Em “um signal d’arrêt”, Ana C. estabelece uma espécie de conversa com Henri Michaux e com a sua poética. Há uma comparação de sua própria técnica de escrita com a técnica proposta pelo artista belga:

Mas como eu ia dizendo, aqueles problemas de técnica, a primeira, a segunda pessoa, não se resolve assim não, com fissura de manifesto ou de contar as obscuridades de Paris com flashbacks no Brasil, e furor escatológico, e massagens de cumplicidade, não, não é assim. Flash: um puxão na manga e o epistolário do século dezenove. Peço para Beth um papel de carta New York/ New York com estrelas prateadas: e olhos críticos. “Plus tard, le signes, certain signes. Les signes me disent quelque chose. J’en ferais bien, mais um signe, c’est aussi un signal d’arrêt. Or em ce temps je garde un outre désir, un pardessus tour les autres. E é por isso que não escrevo. (CESAR

in Poética, 2013, p.417).

O último trecho, em francês, corresponde a um excerto literal extraído do livro

Emergences-Résurgences: Les Sentiers de la Création (1972), espécie de manifesto

com reflexões autobiográficas e poéticas de Henri Michaux. Esse trecho, inclusive, aparece, parte em português, parte em francês e com alguns cortes sintáticos, no

Luvas de Pelica (1980). A questão central desse diálogo intertextual observado é a

de que se por um lado Ana C., em seu livro, estabelece relação com Michaux, a partir da composição de um diário de bordo que nos apresenta relatos desordenados de viagens, idas e vindas; por outro, no escrito poético acima, percebemos uma negação da proposta de Michaux que aponta para uma pintura e uma escrita da experiência, com a quebra da técnica em favor de uma arte espontânea.

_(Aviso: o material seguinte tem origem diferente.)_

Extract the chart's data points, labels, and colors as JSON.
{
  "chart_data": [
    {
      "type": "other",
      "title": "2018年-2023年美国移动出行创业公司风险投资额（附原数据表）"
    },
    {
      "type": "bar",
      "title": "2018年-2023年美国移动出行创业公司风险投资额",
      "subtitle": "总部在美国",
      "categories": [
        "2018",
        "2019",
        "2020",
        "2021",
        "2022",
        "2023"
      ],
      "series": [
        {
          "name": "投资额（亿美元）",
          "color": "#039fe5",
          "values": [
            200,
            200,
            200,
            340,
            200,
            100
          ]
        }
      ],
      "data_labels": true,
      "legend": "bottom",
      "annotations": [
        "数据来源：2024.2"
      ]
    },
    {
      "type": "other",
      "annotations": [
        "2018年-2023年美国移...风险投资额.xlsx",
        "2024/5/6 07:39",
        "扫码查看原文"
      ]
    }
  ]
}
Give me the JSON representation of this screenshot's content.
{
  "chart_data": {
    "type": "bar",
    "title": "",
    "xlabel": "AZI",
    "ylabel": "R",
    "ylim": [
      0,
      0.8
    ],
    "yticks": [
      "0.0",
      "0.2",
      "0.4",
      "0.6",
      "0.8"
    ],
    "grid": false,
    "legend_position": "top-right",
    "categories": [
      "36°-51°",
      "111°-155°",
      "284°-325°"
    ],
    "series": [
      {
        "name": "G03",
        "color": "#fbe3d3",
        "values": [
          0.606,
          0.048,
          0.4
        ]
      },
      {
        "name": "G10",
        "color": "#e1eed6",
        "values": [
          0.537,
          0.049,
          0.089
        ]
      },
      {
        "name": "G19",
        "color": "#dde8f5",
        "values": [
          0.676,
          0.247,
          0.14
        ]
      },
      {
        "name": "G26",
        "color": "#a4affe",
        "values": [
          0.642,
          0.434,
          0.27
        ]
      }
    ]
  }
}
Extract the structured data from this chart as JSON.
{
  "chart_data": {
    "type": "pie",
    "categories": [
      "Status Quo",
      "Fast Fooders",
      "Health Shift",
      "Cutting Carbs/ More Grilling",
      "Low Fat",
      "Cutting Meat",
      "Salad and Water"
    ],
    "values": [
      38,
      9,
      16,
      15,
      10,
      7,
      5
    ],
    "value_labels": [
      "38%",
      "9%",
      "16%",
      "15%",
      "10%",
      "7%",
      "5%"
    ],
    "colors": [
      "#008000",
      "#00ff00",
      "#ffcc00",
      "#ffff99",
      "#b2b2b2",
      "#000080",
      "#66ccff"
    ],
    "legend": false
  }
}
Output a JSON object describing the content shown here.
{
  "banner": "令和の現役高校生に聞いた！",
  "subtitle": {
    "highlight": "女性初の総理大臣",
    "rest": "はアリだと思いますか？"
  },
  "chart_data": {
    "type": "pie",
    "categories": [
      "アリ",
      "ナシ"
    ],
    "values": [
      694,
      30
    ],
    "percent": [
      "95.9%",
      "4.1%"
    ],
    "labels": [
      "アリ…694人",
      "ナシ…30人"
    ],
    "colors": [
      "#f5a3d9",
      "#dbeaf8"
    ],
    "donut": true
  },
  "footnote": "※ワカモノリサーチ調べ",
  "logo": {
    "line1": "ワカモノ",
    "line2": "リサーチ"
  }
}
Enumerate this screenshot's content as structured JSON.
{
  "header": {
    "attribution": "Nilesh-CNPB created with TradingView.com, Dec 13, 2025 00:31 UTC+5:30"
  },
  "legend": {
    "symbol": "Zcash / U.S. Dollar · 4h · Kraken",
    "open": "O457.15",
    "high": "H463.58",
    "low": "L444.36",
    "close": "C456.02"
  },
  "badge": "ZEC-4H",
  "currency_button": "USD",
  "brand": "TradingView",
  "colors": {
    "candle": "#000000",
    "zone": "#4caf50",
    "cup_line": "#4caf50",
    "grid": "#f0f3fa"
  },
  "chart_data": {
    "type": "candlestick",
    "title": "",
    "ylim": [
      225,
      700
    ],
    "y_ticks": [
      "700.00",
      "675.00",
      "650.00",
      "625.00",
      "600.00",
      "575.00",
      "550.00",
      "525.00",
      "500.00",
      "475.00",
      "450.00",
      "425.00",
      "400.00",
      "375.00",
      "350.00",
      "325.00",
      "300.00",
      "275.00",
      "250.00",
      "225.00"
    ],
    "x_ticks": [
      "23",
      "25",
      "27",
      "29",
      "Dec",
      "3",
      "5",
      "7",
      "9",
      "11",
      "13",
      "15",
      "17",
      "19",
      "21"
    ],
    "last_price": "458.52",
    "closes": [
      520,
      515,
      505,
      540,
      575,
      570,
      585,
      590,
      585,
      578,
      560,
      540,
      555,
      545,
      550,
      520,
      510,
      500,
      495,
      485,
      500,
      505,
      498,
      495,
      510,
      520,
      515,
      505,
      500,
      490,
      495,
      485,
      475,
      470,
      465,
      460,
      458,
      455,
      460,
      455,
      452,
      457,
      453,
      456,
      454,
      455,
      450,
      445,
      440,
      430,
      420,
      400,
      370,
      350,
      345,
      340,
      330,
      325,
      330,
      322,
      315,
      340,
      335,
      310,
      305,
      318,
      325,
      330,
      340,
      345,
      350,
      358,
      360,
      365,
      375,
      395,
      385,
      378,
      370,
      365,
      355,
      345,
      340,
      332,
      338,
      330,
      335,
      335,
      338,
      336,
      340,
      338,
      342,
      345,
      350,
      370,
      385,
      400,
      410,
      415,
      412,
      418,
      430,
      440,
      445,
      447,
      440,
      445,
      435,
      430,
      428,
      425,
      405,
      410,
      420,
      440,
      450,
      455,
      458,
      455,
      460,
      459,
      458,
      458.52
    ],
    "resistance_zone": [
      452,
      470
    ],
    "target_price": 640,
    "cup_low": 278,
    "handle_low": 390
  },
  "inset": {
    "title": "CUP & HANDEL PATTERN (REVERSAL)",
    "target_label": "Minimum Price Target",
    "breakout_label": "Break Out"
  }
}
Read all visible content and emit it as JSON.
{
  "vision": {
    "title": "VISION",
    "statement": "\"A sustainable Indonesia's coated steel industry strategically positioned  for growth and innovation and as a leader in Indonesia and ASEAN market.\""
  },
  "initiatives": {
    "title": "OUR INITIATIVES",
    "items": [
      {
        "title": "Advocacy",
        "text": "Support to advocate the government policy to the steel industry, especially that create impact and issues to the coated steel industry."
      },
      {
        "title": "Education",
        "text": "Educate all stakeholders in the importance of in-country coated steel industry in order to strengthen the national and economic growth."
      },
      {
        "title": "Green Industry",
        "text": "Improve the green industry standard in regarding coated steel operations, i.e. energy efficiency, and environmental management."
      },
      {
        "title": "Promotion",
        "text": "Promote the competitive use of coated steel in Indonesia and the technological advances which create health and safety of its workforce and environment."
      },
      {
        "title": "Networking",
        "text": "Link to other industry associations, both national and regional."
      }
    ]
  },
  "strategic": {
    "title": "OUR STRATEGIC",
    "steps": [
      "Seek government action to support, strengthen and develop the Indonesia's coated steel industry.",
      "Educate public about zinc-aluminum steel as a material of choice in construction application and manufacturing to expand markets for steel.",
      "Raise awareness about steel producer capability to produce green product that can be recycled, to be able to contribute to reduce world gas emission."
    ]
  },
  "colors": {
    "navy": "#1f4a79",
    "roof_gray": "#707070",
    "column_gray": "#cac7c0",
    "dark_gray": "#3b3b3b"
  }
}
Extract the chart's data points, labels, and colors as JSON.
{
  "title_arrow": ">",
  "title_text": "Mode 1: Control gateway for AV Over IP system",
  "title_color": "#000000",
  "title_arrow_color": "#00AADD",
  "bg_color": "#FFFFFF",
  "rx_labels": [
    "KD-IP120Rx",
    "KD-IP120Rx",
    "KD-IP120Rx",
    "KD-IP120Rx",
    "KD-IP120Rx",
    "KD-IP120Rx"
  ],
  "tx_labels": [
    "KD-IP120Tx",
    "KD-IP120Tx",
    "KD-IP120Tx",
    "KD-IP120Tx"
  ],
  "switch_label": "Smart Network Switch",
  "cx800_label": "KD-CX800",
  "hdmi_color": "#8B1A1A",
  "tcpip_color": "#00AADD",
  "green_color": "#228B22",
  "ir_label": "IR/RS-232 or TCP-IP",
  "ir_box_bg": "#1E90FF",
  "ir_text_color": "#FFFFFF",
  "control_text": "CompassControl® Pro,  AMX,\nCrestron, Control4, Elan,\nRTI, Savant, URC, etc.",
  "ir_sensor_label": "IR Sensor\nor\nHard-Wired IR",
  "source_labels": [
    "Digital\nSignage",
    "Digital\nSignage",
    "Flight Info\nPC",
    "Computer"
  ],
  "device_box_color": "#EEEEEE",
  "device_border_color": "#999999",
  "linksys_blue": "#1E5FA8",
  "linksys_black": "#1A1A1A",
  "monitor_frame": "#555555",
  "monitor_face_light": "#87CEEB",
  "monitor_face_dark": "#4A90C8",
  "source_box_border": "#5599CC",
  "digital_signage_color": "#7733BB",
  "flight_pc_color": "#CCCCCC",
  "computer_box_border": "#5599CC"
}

Ao contrário da proposta de Michaux, Ana C. prezou por uma poética bastante pensada, como bem podemos observar a partir de sua obra póstuma composta de vários exercícios de tradução e reescrituras. Entretanto, o Caderno de

Portsmouth (1980) surge exatamente como um exercício de fuga da linguagem

verbal e da concepção de um trabalho incansável, infinito e rigoroso relacionado à escrita e, por isso, corresponde, em parte, a uma adesão à experiência poética idealizada e proposta por Michaux.

Figura 2 – Desenho de Ana Cristina Cesar

Fonte: CESAR, 2013, p. 214

No caderno, a poeta mantém esse diálogo a partir da experimentação de uma linguagem pictográfica, ou seja, que se encontra entre o desenho e a escrita, como analisaremos mais adiante. A pena que escreve é também a pena que desenha, como podemos observar, ainda, em um de seus desenhos publicado postumamente e reunido no Poética (2010), mas que data de 1980, e tem como referência:

“Portsmouth, Inglaterra”. Rabisco que se assemelha aos desenhos de patos descritos no Luvas de Pelica, de 1980 (ver Figura 2).